Pandzhikidze's comments come a day after prime-minister designate Bidzina Ivanishvili said restoration of national unity will remain the priority of the new Georgian government.
Relations between Moscow and Tbilisi have been persistently blighted since Georgia's independence from the Soviet Union over the issue of Tbilisi's relations with its breakaway regions.

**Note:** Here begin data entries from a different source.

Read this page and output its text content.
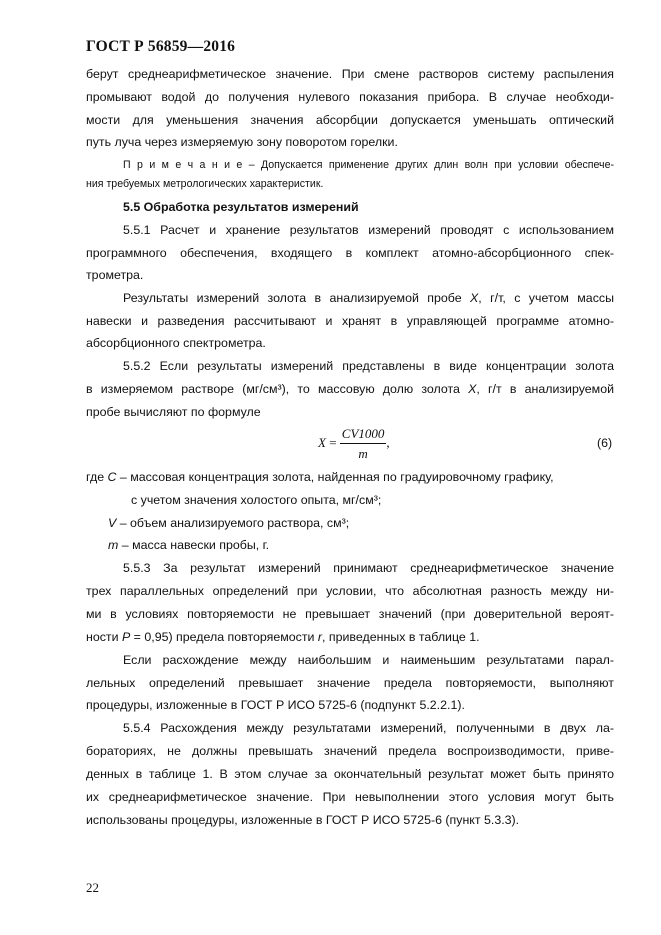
ГОСТ Р 56859—2016
берут среднеарифметическое значение. При смене растворов систему распыления
промывают водой до получения нулевого показания прибора. В случае необходи-
мости для уменьшения значения абсорбции допускается уменьшать оптический
путь луча через измеряемую зону поворотом горелки.
П р и м е ч а н и е – Допускается применение других длин волн при условии обеспече-
ния требуемых метрологических характеристик.
5.5 Обработка результатов измерений
5.5.1 Расчет и хранение результатов измерений проводят с использованием
программного обеспечения, входящего в комплект атомно-абсорбционного спек-
трометра.
Результаты измерений золота в анализируемой пробе X, г/т, с учетом массы
навески и разведения рассчитывают и хранят в управляющей программе атомно-
абсорбционного спектрометра.
5.5.2 Если результаты измерений представлены в виде концентрации золота
в измеряемом растворе (мг/см³), то массовую долю золота X, г/т в анализируемой
пробе вычисляют по формуле
$X = \frac{CV1000}{m}$ ,	(6)
где C – массовая концентрация золота, найденная по градуировочному графику,
с учетом значения холостого опыта, мг/см³;
V – объем анализируемого раствора, см³;
m – масса навески пробы, г.
5.5.3 За результат измерений принимают среднеарифметическое значение
трех параллельных определений при условии, что абсолютная разность между ни-
ми в условиях повторяемости не превышает значений (при доверительной вероят-
ности P = 0,95) предела повторяемости r, приведенных в таблице 1.
Если расхождение между наибольшим и наименьшим результатами парал-
лельных определений превышает значение предела повторяемости, выполняют
процедуры, изложенные в ГОСТ Р ИСО 5725-6 (подпункт 5.2.2.1).
5.5.4 Расхождения между результатами измерений, полученными в двух ла-
бораториях, не должны превышать значений предела воспроизводимости, приве-
денных в таблице 1. В этом случае за окончательный результат может быть принято
их среднеарифметическое значение. При невыполнении этого условия могут быть
использованы процедуры, изложенные в ГОСТ Р ИСО 5725-6 (пункт 5.3.3).
22
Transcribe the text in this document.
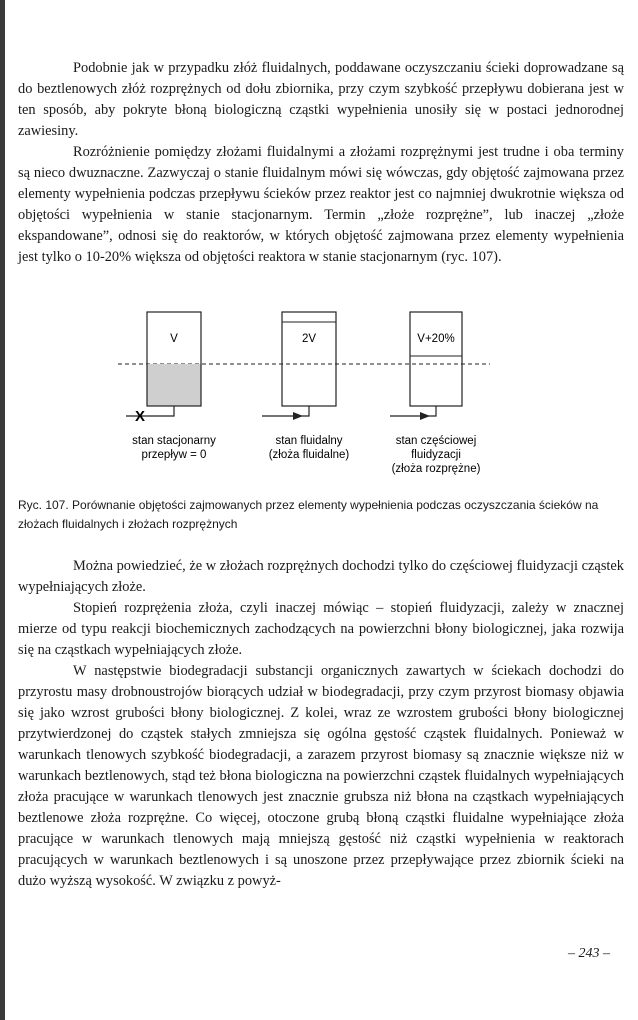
Podobnie jak w przypadku złóż fluidalnych, poddawane oczyszczaniu ścieki doprowadzane są do beztlenowych złóż rozprężnych od dołu zbiornika, przy czym szybkość przepływu dobierana jest w ten sposób, aby pokryte błoną biologiczną cząstki wypełnienia unosiły się w postaci jednorodnej zawiesiny.

Rozróżnienie pomiędzy złożami fluidalnymi a złożami rozprężnymi jest trudne i oba terminy są nieco dwuznaczne. Zazwyczaj o stanie fluidalnym mówi się wówczas, gdy objętość zajmowana przez elementy wypełnienia podczas przepływu ścieków przez reaktor jest co najmniej dwukrotnie większa od objętości wypełnienia w stanie stacjonarnym. Termin „złoże rozprężne”, lub inaczej „złoże ekspandowane”, odnosi się do reaktorów, w których objętość zajmowana przez elementy wypełnienia jest tylko o 10-20% większa od objętości reaktora w stanie stacjonarnym (ryc. 107).

V
X
2V	V+20%
stan stacjonarny
przepływ = 0
stan fluidalny
(złoża fluidalne)
stan częściowej
fluidyzacji
(złoża rozprężne)
Ryc. 107. Porównanie objętości zajmowanych przez elementy wypełnienia podczas oczyszczania ścieków na złożach fluidalnych i złożach rozprężnych

Można powiedzieć, że w złożach rozprężnych dochodzi tylko do częściowej fluidyzacji cząstek wypełniających złoże.

Stopień rozprężenia złoża, czyli inaczej mówiąc – stopień fluidyzacji, zależy w znacznej mierze od typu reakcji biochemicznych zachodzących na powierzchni błony biologicznej, jaka rozwija się na cząstkach wypełniających złoże.

W następstwie biodegradacji substancji organicznych zawartych w ściekach dochodzi do przyrostu masy drobnoustrojów biorących udział w biodegradacji, przy czym przyrost biomasy objawia się jako wzrost grubości błony biologicznej. Z kolei, wraz ze wzrostem grubości błony biologicznej przytwierdzonej do cząstek stałych zmniejsza się ogólna gęstość cząstek fluidalnych. Ponieważ w warunkach tlenowych szybkość biodegradacji, a zarazem przyrost biomasy są znacznie większe niż w warunkach beztlenowych, stąd też błona biologiczna na powierzchni cząstek fluidalnych wypełniających złoża pracujące w warunkach tlenowych jest znacznie grubsza niż błona na cząstkach wypełniających beztlenowe złoża rozprężne. Co więcej, otoczone grubą błoną cząstki fluidalne wypełniające złoża pracujące w warunkach tlenowych mają mniejszą gęstość niż cząstki wypełnienia w reaktorach pracujących w warunkach beztlenowych i są unoszone przez przepływające przez zbiornik ścieki na dużo wyższą wysokość. W związku z powyż-

– 243 –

As long ago as 1991, Tbilisi accused Moscow of fomenting separatism in South Ossetia and Abkhazia to undermine its independence from Moscow.
Russia has previously accused Tbilisi of ignoring the aspirations of national minorities in South Ossetia and Abkhazia.
Both republics already enjoyed an element of independence from Tbilisi after Georgia was wracked by civil war and separatist conflict in the early 1990s, but neither have gained widespread international recognition and Georgia regards them as breakaway territories.
The already strained relations between Georgia and Russia plunged to an all-time low during the reign of President Mikheil Saakashvili, culminating in a five-day conflict in August 2008 over the breakaway republic of South Ossetia.
Georgia suffered a military defeat, and the de facto loss of one-fifth of its territory, after Russia recognized the independence of South Ossetia and another breakaway republic, Abkhazia. Georgia broke off diplomatic relations in August 2008 after Russia sent its forces into Georgia and recognized both regions as independent states.